Mi juguete preferido en la niñez fue un mono de peluche que heredé de mi hermano. Era un muñeco viejo cuando lo recibí y yo lo desgasté de amor durante muchos años. Al final había perdido los ojos, la cara era un puro zurcido y se le salía el serrín por todas partes. Un día, cuando cumplí 13 años, mi persuasiva madre me convenció de que yo ya era muy mayor y de que debía desprenderme del muñeco. De modo que lo envolvimos en un lienzo blanco y le dimos un emotivo entierro dentro de la lata de la basura. Ahora que lo pienso, me parece que todavía no se lo he perdonado a mi madre.

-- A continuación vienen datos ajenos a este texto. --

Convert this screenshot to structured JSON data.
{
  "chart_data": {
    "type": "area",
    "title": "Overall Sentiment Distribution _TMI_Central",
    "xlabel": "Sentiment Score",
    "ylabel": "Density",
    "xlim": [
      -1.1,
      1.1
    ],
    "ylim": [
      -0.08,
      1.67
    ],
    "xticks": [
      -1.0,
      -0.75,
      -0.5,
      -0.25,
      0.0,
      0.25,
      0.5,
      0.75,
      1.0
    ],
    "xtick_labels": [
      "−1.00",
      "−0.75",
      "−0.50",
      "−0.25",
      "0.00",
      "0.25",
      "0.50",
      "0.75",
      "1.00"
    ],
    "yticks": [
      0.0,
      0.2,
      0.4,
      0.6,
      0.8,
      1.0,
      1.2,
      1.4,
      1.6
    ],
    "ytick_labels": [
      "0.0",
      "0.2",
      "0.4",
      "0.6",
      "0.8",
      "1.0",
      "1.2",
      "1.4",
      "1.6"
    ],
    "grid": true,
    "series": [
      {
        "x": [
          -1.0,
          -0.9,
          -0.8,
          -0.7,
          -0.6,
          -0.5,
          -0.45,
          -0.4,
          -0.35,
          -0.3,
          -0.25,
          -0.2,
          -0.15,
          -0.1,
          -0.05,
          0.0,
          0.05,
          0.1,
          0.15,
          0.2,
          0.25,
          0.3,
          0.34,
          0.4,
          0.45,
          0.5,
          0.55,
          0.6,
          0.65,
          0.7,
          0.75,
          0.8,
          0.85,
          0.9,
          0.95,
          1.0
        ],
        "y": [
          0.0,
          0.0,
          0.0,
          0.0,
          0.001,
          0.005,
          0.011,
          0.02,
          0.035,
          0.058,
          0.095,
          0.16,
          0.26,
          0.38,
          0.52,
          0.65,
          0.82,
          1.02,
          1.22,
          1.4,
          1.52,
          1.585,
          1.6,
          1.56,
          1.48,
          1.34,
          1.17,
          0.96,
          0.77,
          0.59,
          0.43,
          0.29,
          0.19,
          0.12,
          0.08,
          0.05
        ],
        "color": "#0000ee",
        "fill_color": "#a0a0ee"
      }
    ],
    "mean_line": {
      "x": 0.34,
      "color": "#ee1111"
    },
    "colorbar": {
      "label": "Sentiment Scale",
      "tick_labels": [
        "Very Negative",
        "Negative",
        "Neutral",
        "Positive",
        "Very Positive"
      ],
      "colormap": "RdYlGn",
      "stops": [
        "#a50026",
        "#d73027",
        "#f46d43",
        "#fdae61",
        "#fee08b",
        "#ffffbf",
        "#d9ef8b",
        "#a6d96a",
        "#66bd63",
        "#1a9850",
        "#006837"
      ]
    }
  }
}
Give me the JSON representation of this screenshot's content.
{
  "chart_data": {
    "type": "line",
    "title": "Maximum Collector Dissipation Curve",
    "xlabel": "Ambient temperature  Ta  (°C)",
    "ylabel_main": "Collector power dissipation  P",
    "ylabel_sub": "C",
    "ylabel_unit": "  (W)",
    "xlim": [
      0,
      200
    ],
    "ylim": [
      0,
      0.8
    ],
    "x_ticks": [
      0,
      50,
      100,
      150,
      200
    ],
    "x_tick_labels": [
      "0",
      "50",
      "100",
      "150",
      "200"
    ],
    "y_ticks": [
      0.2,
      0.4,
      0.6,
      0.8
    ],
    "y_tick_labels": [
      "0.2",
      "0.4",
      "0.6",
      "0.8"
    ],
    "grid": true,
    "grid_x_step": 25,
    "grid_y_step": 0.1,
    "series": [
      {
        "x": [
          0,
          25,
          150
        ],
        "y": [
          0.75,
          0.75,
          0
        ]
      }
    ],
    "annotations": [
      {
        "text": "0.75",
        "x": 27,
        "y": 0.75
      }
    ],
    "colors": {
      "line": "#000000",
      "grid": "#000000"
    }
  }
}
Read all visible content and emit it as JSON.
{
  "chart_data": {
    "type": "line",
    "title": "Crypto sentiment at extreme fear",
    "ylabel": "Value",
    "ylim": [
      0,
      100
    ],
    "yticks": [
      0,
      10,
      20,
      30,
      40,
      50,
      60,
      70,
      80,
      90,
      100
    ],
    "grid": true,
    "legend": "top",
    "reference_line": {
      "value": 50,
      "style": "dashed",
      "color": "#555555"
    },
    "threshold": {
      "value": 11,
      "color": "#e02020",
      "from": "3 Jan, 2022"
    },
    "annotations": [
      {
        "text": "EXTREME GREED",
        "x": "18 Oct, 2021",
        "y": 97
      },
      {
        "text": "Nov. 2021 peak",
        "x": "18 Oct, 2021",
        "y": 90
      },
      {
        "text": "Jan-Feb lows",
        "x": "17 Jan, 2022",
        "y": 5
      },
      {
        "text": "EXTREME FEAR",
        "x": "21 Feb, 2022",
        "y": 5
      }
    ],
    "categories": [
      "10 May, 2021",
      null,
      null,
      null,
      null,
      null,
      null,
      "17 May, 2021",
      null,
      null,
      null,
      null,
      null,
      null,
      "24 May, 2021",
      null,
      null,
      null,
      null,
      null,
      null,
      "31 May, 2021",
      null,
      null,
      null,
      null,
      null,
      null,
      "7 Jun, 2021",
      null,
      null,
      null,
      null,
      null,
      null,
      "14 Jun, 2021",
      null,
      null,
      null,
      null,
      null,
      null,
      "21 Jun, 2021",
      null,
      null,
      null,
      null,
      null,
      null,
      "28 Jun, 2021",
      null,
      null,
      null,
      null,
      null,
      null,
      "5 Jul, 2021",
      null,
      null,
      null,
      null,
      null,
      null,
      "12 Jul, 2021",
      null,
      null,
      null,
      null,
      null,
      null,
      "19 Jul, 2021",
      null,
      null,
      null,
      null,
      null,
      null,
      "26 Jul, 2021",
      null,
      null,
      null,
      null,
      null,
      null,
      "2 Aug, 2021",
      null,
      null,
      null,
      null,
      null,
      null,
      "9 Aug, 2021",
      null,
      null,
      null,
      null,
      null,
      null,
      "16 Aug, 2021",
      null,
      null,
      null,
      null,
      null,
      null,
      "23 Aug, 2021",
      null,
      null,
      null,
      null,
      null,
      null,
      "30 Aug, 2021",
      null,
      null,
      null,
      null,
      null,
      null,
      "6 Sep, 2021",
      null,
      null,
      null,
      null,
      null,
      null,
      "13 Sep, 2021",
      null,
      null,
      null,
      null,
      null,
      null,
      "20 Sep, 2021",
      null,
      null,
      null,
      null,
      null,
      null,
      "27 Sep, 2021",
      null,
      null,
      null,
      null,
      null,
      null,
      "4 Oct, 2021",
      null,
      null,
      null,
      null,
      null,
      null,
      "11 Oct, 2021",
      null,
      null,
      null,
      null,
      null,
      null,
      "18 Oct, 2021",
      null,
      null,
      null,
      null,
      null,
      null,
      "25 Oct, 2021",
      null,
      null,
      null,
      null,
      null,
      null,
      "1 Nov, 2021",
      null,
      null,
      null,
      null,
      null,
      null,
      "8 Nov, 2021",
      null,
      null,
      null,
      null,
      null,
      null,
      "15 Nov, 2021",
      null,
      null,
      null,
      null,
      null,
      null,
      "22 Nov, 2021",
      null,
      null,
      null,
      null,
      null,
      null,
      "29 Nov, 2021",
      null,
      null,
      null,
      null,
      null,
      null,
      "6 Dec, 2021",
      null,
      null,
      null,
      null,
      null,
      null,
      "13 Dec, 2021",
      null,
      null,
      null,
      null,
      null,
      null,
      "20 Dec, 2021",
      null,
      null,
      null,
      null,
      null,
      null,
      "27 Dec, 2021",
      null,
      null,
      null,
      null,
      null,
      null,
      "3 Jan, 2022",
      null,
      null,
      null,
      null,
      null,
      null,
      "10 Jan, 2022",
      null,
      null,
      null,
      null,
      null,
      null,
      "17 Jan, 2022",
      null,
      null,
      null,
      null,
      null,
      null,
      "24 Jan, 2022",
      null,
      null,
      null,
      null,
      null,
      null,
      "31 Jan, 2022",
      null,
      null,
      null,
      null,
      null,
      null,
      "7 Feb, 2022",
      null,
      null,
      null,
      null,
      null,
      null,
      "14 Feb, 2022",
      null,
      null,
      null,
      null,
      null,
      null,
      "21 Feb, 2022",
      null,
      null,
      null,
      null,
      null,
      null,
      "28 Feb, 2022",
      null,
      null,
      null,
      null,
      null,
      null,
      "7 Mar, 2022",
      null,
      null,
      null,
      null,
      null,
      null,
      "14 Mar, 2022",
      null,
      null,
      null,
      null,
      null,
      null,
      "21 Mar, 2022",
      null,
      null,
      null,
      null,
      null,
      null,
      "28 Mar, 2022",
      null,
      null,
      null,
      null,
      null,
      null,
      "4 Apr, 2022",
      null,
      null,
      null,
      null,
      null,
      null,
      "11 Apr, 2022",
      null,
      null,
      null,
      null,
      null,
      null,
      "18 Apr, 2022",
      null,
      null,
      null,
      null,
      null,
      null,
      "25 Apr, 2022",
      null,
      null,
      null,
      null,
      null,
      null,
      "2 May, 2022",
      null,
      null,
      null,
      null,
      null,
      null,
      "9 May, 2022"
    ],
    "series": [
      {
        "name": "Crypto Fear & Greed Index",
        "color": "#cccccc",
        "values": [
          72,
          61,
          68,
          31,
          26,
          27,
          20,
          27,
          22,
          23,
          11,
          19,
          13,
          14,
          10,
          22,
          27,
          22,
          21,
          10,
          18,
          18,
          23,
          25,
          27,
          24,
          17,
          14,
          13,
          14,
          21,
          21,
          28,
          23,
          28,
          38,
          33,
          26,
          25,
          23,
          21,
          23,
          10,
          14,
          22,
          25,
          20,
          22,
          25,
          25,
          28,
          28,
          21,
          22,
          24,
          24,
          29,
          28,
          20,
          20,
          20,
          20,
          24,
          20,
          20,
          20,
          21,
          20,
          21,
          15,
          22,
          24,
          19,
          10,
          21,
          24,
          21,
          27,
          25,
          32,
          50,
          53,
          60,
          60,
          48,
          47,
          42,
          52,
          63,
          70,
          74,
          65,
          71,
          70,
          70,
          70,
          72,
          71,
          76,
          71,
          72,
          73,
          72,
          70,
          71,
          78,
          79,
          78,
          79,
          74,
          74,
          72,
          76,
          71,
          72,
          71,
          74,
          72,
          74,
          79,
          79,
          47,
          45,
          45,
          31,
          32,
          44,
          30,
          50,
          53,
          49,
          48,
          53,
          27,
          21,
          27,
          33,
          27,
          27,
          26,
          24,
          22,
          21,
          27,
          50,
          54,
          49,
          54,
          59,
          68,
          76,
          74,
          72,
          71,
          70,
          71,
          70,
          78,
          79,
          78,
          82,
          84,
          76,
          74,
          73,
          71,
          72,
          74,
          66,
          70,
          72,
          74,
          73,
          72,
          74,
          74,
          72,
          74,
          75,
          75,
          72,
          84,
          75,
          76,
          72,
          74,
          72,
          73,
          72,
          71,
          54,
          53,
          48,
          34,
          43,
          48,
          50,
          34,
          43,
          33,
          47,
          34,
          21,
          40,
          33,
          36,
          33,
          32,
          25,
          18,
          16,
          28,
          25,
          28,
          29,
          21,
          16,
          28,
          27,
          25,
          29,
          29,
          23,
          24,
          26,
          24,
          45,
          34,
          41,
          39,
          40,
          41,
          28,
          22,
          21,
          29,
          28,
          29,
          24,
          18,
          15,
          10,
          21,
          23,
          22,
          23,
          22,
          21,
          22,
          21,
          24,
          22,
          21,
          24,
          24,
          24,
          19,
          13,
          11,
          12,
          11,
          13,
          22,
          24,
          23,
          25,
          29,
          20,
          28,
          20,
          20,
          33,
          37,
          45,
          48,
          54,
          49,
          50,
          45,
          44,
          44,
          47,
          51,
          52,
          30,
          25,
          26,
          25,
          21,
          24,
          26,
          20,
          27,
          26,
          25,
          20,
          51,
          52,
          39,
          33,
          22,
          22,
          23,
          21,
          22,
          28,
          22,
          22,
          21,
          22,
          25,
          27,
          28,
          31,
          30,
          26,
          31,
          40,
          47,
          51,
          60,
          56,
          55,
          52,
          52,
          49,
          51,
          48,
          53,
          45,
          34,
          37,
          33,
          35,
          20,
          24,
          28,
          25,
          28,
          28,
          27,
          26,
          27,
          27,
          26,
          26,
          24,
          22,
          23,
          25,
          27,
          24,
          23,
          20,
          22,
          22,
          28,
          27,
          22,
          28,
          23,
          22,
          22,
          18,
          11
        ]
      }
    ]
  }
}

Cuento esta historia porque acabo de recibir una carta inusitada. Es de una lectora de Huesca que pasó por Madrid con su familia hace un par de semanas, con tan mala fortuna que unos ladrones les abrieron el maletero del coche. Se llevaron una cámara de fotos, abrigos, cazadoras y no sé cuántas cosas más, todas ellas objetivamente valiosas. Pero lo que la lectora lamenta de verdad es que también se llevaron el mono de peluche de su hijo, un muñeco muy viejo que, como ella dice, 'había resistido el paso del tiempo y de las modas'. Es el único objeto que su crío conservó año tras año, una roca de firmeza y continuidad en el mudable y sucesivo delirio de dinosaurios, Power Rangers, Transformers y demás juguetes de deglución instantánea y condición efímera. Ese mono había conseguido ser 'algo valorado de verdad', escribe ella.

La carta tiene dos folios escritos a mano por las dos caras. En una hoja aparte viene un dibujo en color y a toda página del monito. Es un bicho simpático vestido con una especie de pijama a rayas. Nunca había recibido una carta tan larga y apasionada en petición de ayuda para encontrar un peluche raído: me siento como un Rey Mago, algo de lo más apropiado en estas fechas. La historia puede parecer disparatada, pero me conmueve la congoja de la lectora, porque en este mundo fugitivo, turulato e insustancial, en el que todo es intercambiable e indiferente, ella ha investido a ese mono de firmeza. Es el símbolo de la inocencia perdida, y de esa realidad sólida y elemental dentro de la cual hemos habitado en algún momento, aunque ahora apenas si podamos recordarlo.